Two RJ45 keystones are the only available I/O for the ITX board, as the rest is hidden behind
Everything is mounted and connected on the ITX plastic board
Finalizing the build
The whole project took about three to four weeks from start to finish.
The assembly was straightforward. The 1U chassis has built-in fans connected to the PSU, which provide active cooling. The VisionFive 2 and ESP32 boards themselves rely on passive cooling, which has been sufficient for our testing workloads.

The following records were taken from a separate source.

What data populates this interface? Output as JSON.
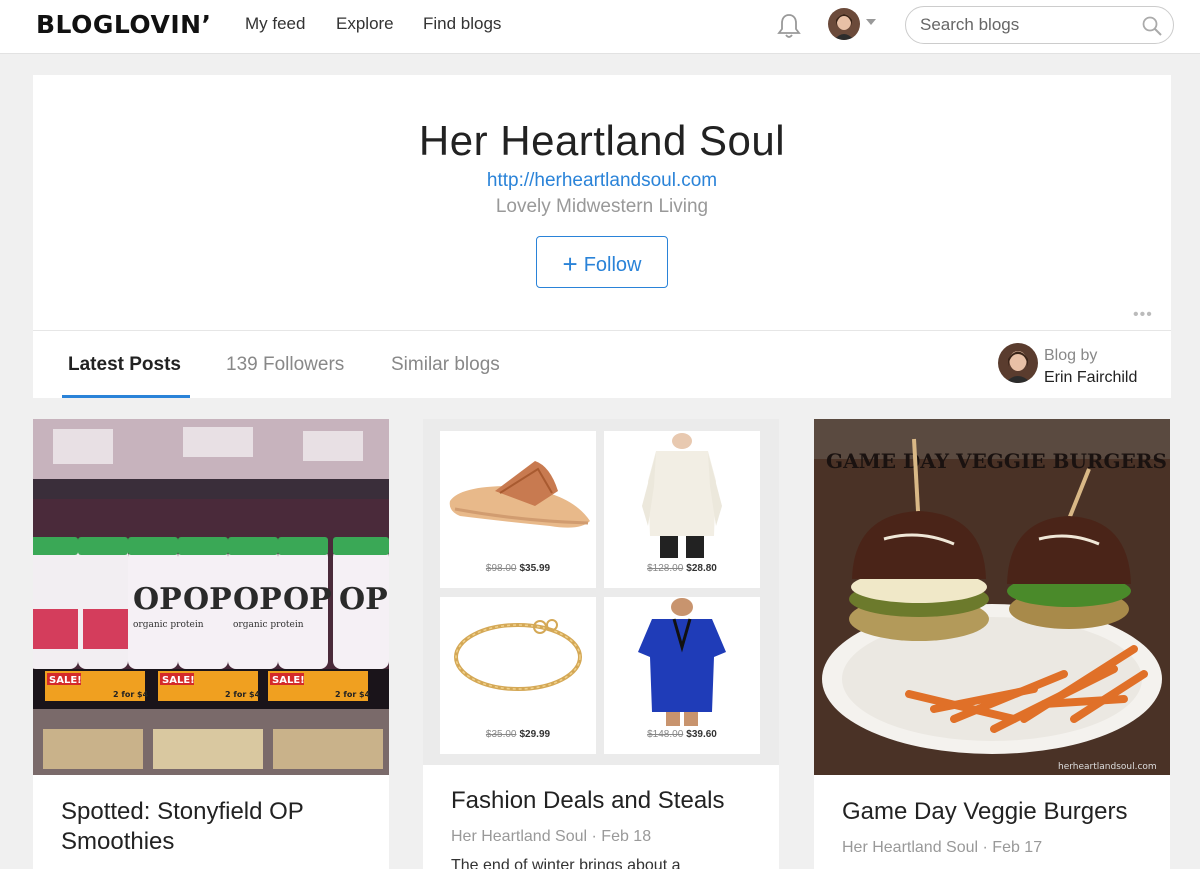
{
  "header": {
    "logo": "BLOGLOVIN’",
    "nav": [
      {
        "label": "My feed"
      },
      {
        "label": "Explore"
      },
      {
        "label": "Find blogs"
      }
    ],
    "search": {
      "placeholder": "Search blogs"
    }
  },
  "blog": {
    "title": "Her Heartland Soul",
    "url": "http://herheartlandsoul.com",
    "tagline": "Lovely Midwestern Living",
    "follow_label": "Follow",
    "more": "•••",
    "tabs": [
      {
        "label": "Latest Posts",
        "active": true
      },
      {
        "label": "139 Followers",
        "active": false
      },
      {
        "label": "Similar blogs",
        "active": false
      }
    ],
    "blog_by_label": "Blog by",
    "author": "Erin Fairchild"
  },
  "posts": [
    {
      "title_line1": "Spotted: Stonyfield OP",
      "title_line2": "Smoothies",
      "image_text": {
        "brand": "OP",
        "label": "organic protein",
        "sale": "SALE!",
        "deal": "2 for $4"
      }
    },
    {
      "title": "Fashion Deals and Steals",
      "meta": "Her Heartland Soul · Feb 18",
      "excerpt": "The end of winter brings about a",
      "products": [
        {
          "old": "$98.00",
          "new": "$35.99"
        },
        {
          "old": "$128.00",
          "new": "$28.80"
        },
        {
          "old": "$35.00",
          "new": "$29.99"
        },
        {
          "old": "$148.00",
          "new": "$39.60"
        }
      ]
    },
    {
      "title": "Game Day Veggie Burgers",
      "meta": "Her Heartland Soul · Feb 17",
      "image_heading": "GAME DAY VEGGIE BURGERS",
      "watermark": "herheartlandsoul.com"
    }
  ],
  "colors": {
    "accent": "#2a83d8",
    "page_bg": "#f0f0f0"
  }
}
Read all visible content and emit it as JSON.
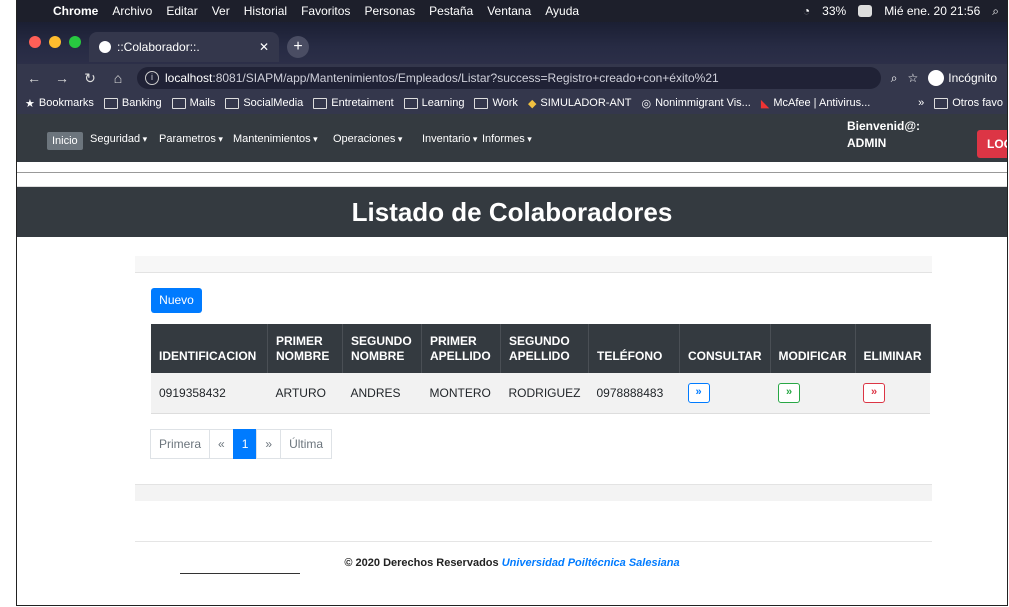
{
  "macos": {
    "app": "Chrome",
    "menus": [
      "Archivo",
      "Editar",
      "Ver",
      "Historial",
      "Favoritos",
      "Personas",
      "Pestaña",
      "Ventana",
      "Ayuda"
    ],
    "battery": "33%",
    "clock": "Mié ene. 20  21:56"
  },
  "browser": {
    "tab_title": "::Colaborador::.",
    "url_host": "localhost",
    "url_rest": ":8081/SIAPM/app/Mantenimientos/Empleados/Listar?success=Registro+creado+con+éxito%21",
    "profile": "Incógnito",
    "bookmarks": [
      "Bookmarks",
      "Banking",
      "Mails",
      "SocialMedia",
      "Entretaiment",
      "Learning",
      "Work",
      "SIMULADOR-ANT",
      "Nonimmigrant Vis...",
      "McAfee | Antivirus..."
    ],
    "more_bookmarks": "»",
    "other_favs": "Otros favo"
  },
  "nav": {
    "home": "Inicio",
    "items": [
      "Seguridad",
      "Parametros",
      "Mantenimientos",
      "Operaciones",
      "Inventario",
      "Informes"
    ],
    "welcome_line1": "Bienvenid@:",
    "welcome_user": "ADMIN",
    "logout": "LOG"
  },
  "page": {
    "title": "Listado de Colaboradores",
    "new_button": "Nuevo"
  },
  "table": {
    "headers": [
      "IDENTIFICACION",
      "PRIMER\nNOMBRE",
      "SEGUNDO\nNOMBRE",
      "PRIMER\nAPELLIDO",
      "SEGUNDO\nAPELLIDO",
      "TELÉFONO",
      "CONSULTAR",
      "MODIFICAR",
      "ELIMINAR"
    ],
    "rows": [
      {
        "id": "0919358432",
        "nombre1": "ARTURO",
        "nombre2": "ANDRES",
        "apellido1": "MONTERO",
        "apellido2": "RODRIGUEZ",
        "telefono": "0978888483",
        "btn": "»"
      }
    ]
  },
  "pagination": {
    "first": "Primera",
    "prev": "«",
    "current": "1",
    "next": "»",
    "last": "Última"
  },
  "footer": {
    "text": "© 2020 Derechos Reservados",
    "university": "Universidad Poiltécnica Salesiana"
  },
  "colors": {
    "dark": "#343a40",
    "primary": "#007bff",
    "success": "#28a745",
    "danger": "#dc3545"
  }
}
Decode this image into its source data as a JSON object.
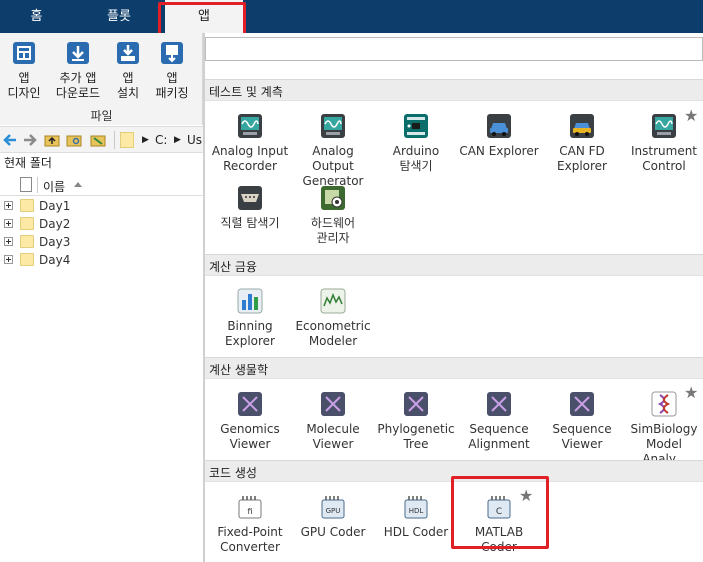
{
  "ribbon": {
    "tabs": [
      {
        "label": "홈"
      },
      {
        "label": "플롯"
      },
      {
        "label": "앱"
      }
    ]
  },
  "toolstrip": {
    "tools": [
      {
        "line1": "앱",
        "line2": "디자인",
        "icon": "app-designer-icon"
      },
      {
        "line1": "추가 앱",
        "line2": "다운로드",
        "icon": "get-more-apps-icon"
      },
      {
        "line1": "앱",
        "line2": "설치",
        "icon": "install-app-icon"
      },
      {
        "line1": "앱",
        "line2": "패키징",
        "icon": "package-app-icon"
      }
    ],
    "section_label": "파일"
  },
  "pathbar": {
    "path_drive": "C:",
    "path_rest": "Us"
  },
  "current_folder": {
    "title": "현재 폴더",
    "column_name": "이름",
    "items": [
      {
        "name": "Day1"
      },
      {
        "name": "Day2"
      },
      {
        "name": "Day3"
      },
      {
        "name": "Day4"
      }
    ]
  },
  "gallery": {
    "categories": [
      {
        "title": "테스트 및 계측",
        "apps": [
          {
            "line1": "Analog Input",
            "line2": "Recorder",
            "icon": "analog-input-recorder-icon"
          },
          {
            "line1": "Analog Output",
            "line2": "Generator",
            "icon": "analog-output-generator-icon"
          },
          {
            "line1": "Arduino",
            "line2": "탐색기",
            "icon": "arduino-explorer-icon"
          },
          {
            "line1": "CAN Explorer",
            "line2": "",
            "icon": "can-explorer-icon"
          },
          {
            "line1": "CAN FD",
            "line2": "Explorer",
            "icon": "can-fd-explorer-icon"
          },
          {
            "line1": "Instrument",
            "line2": "Control",
            "icon": "instrument-control-icon"
          },
          {
            "line1": "직렬 탐색기",
            "line2": "",
            "icon": "serial-explorer-icon"
          },
          {
            "line1": "하드웨어",
            "line2": "관리자",
            "icon": "hardware-manager-icon"
          }
        ]
      },
      {
        "title": "계산 금융",
        "apps": [
          {
            "line1": "Binning",
            "line2": "Explorer",
            "icon": "binning-explorer-icon"
          },
          {
            "line1": "Econometric",
            "line2": "Modeler",
            "icon": "econometric-modeler-icon"
          }
        ]
      },
      {
        "title": "계산 생물학",
        "apps": [
          {
            "line1": "Genomics",
            "line2": "Viewer",
            "icon": "genomics-viewer-icon"
          },
          {
            "line1": "Molecule",
            "line2": "Viewer",
            "icon": "molecule-viewer-icon"
          },
          {
            "line1": "Phylogenetic",
            "line2": "Tree",
            "icon": "phylogenetic-tree-icon"
          },
          {
            "line1": "Sequence",
            "line2": "Alignment",
            "icon": "sequence-alignment-icon"
          },
          {
            "line1": "Sequence",
            "line2": "Viewer",
            "icon": "sequence-viewer-icon"
          },
          {
            "line1": "SimBiology",
            "line2": "Model Analy...",
            "icon": "simbiology-model-analyzer-icon"
          }
        ]
      },
      {
        "title": "코드 생성",
        "apps": [
          {
            "line1": "Fixed-Point",
            "line2": "Converter",
            "icon": "fixed-point-converter-icon"
          },
          {
            "line1": "GPU Coder",
            "line2": "",
            "icon": "gpu-coder-icon"
          },
          {
            "line1": "HDL Coder",
            "line2": "",
            "icon": "hdl-coder-icon"
          },
          {
            "line1": "MATLAB Coder",
            "line2": "",
            "icon": "matlab-coder-icon"
          }
        ]
      }
    ]
  },
  "colors": {
    "ribbon_bg": "#0d3d6b",
    "highlight_red": "#e11f26",
    "icon_dark": "#3a3f44",
    "icon_teal": "#35a6a0"
  }
}
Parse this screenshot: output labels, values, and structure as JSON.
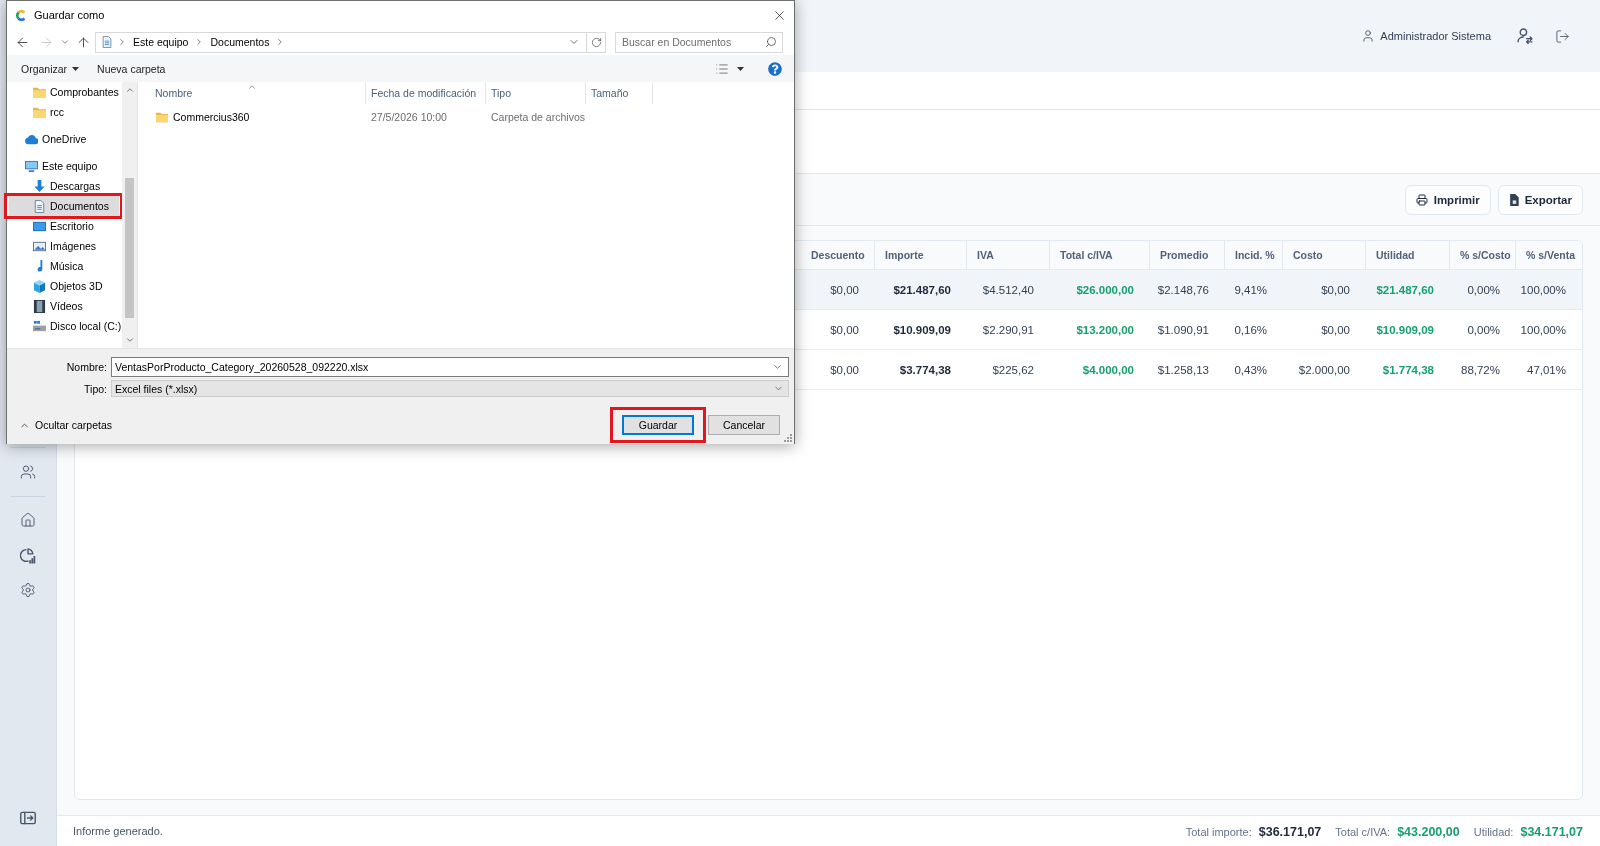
{
  "dialog": {
    "title": "Guardar como",
    "nav_buttons": [
      {
        "kind": "back",
        "disabled": false
      },
      {
        "kind": "forward",
        "disabled": true
      },
      {
        "kind": "recent",
        "disabled": false
      },
      {
        "kind": "up",
        "disabled": false
      }
    ],
    "breadcrumb": [
      "Este equipo",
      "Documentos"
    ],
    "search": {
      "placeholder": "Buscar en Documentos"
    },
    "commands": [
      {
        "label": "Organizar",
        "menu": true
      },
      {
        "label": "Nueva carpeta",
        "menu": false
      }
    ],
    "nav_tree": [
      {
        "children": [
          {
            "label": "Comprobantes",
            "kind": "folder",
            "selected": false,
            "highlighted": false
          },
          {
            "label": "rcc",
            "kind": "folder",
            "selected": false,
            "highlighted": false
          }
        ]
      },
      {
        "label": "OneDrive",
        "kind": "cloud",
        "selected": false,
        "highlighted": false
      },
      {
        "label": "Este equipo",
        "kind": "computer",
        "selected": false,
        "highlighted": false,
        "children": [
          {
            "label": "Descargas",
            "kind": "downloads",
            "selected": false,
            "highlighted": false
          },
          {
            "label": "Documentos",
            "kind": "documents",
            "selected": true,
            "highlighted": true
          },
          {
            "label": "Escritorio",
            "kind": "desktop",
            "selected": false,
            "highlighted": false
          },
          {
            "label": "Imágenes",
            "kind": "pictures",
            "selected": false,
            "highlighted": false
          },
          {
            "label": "Música",
            "kind": "music",
            "selected": false,
            "highlighted": false
          },
          {
            "label": "Objetos 3D",
            "kind": "objects",
            "selected": false,
            "highlighted": false
          },
          {
            "label": "Vídeos",
            "kind": "videos",
            "selected": false,
            "highlighted": false
          },
          {
            "label": "Disco local (C:)",
            "kind": "drive",
            "selected": false,
            "highlighted": false
          }
        ]
      }
    ],
    "columns": [
      {
        "label": "Nombre",
        "sorted": true
      },
      {
        "label": "Fecha de modificación",
        "sorted": false
      },
      {
        "label": "Tipo",
        "sorted": false
      },
      {
        "label": "Tamaño",
        "sorted": false
      }
    ],
    "files": [
      {
        "name": "Commercius360",
        "modified": "27/5/2026 10:00",
        "type": "Carpeta de archivos"
      }
    ],
    "filename": {
      "label": "Nombre:",
      "value": "VentasPorProducto_Category_20260528_092220.xlsx"
    },
    "filetype": {
      "label": "Tipo:",
      "value": "Excel files (*.xlsx)"
    },
    "hide_folders": "Ocultar carpetas",
    "buttons": [
      {
        "label": "Guardar",
        "default": true,
        "highlighted": true
      },
      {
        "label": "Cancelar",
        "default": false,
        "highlighted": false
      }
    ]
  },
  "header": {
    "user": "Administrador Sistema"
  },
  "toolbar": {
    "buttons": [
      {
        "label": "Imprimir",
        "kind": "print"
      },
      {
        "label": "Exportar",
        "kind": "export"
      }
    ]
  },
  "table": {
    "columns": [
      {
        "label": "Descuento",
        "kind": "plain"
      },
      {
        "label": "Importe",
        "kind": "bold"
      },
      {
        "label": "IVA",
        "kind": "plain"
      },
      {
        "label": "Total c/IVA",
        "kind": "profit"
      },
      {
        "label": "Promedio",
        "kind": "plain"
      },
      {
        "label": "Incid. %",
        "kind": "plain"
      },
      {
        "label": "Costo",
        "kind": "plain"
      },
      {
        "label": "Utilidad",
        "kind": "profit"
      },
      {
        "label": "% s/Costo",
        "kind": "plain"
      },
      {
        "label": "% s/Venta",
        "kind": "plain"
      }
    ],
    "rows": [
      {
        "selected": true,
        "cells": [
          "$0,00",
          "$21.487,60",
          "$4.512,40",
          "$26.000,00",
          "$2.148,76",
          "9,41%",
          "$0,00",
          "$21.487,60",
          "0,00%",
          "100,00%"
        ]
      },
      {
        "selected": false,
        "cells": [
          "$0,00",
          "$10.909,09",
          "$2.290,91",
          "$13.200,00",
          "$1.090,91",
          "0,16%",
          "$0,00",
          "$10.909,09",
          "0,00%",
          "100,00%"
        ]
      },
      {
        "selected": false,
        "cells": [
          "$0,00",
          "$3.774,38",
          "$225,62",
          "$4.000,00",
          "$1.258,13",
          "0,43%",
          "$2.000,00",
          "$1.774,38",
          "88,72%",
          "47,01%"
        ]
      }
    ]
  },
  "status_bar": {
    "message": "Informe generado.",
    "totals": [
      {
        "label": "Total importe:",
        "value": "$36.171,07",
        "kind": "bold"
      },
      {
        "label": "Total c/IVA:",
        "value": "$43.200,00",
        "kind": "profit"
      },
      {
        "label": "Utilidad:",
        "value": "$34.171,07",
        "kind": "profit"
      }
    ]
  }
}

Putting it all together inside the server chassis is a really nice feeling.
From the outside, it looks like a real server!
Conclusion
This was a very interesting experiment! I learned a lot, and most of it was really fun.
Of course, most of the work wasn’t on setting up the test system; it was on testing Canonical MAAS in parallel to ensure that, with some experimental changes, the system would boot. That work is now done, and I’m confident the system is good enough for the MAAS team to take over and start developing and testing MAAS for RISC-V.
The custom BMC firmware exposes a simple HTTP API with endpoints like /power/on and /power/off to control the board. This lightweight approach was sufficient for our testing needs
Since such experiments are rare and fun, I thought I would write a blog article to share the most interesting parts. I hope you enjoyed reading this!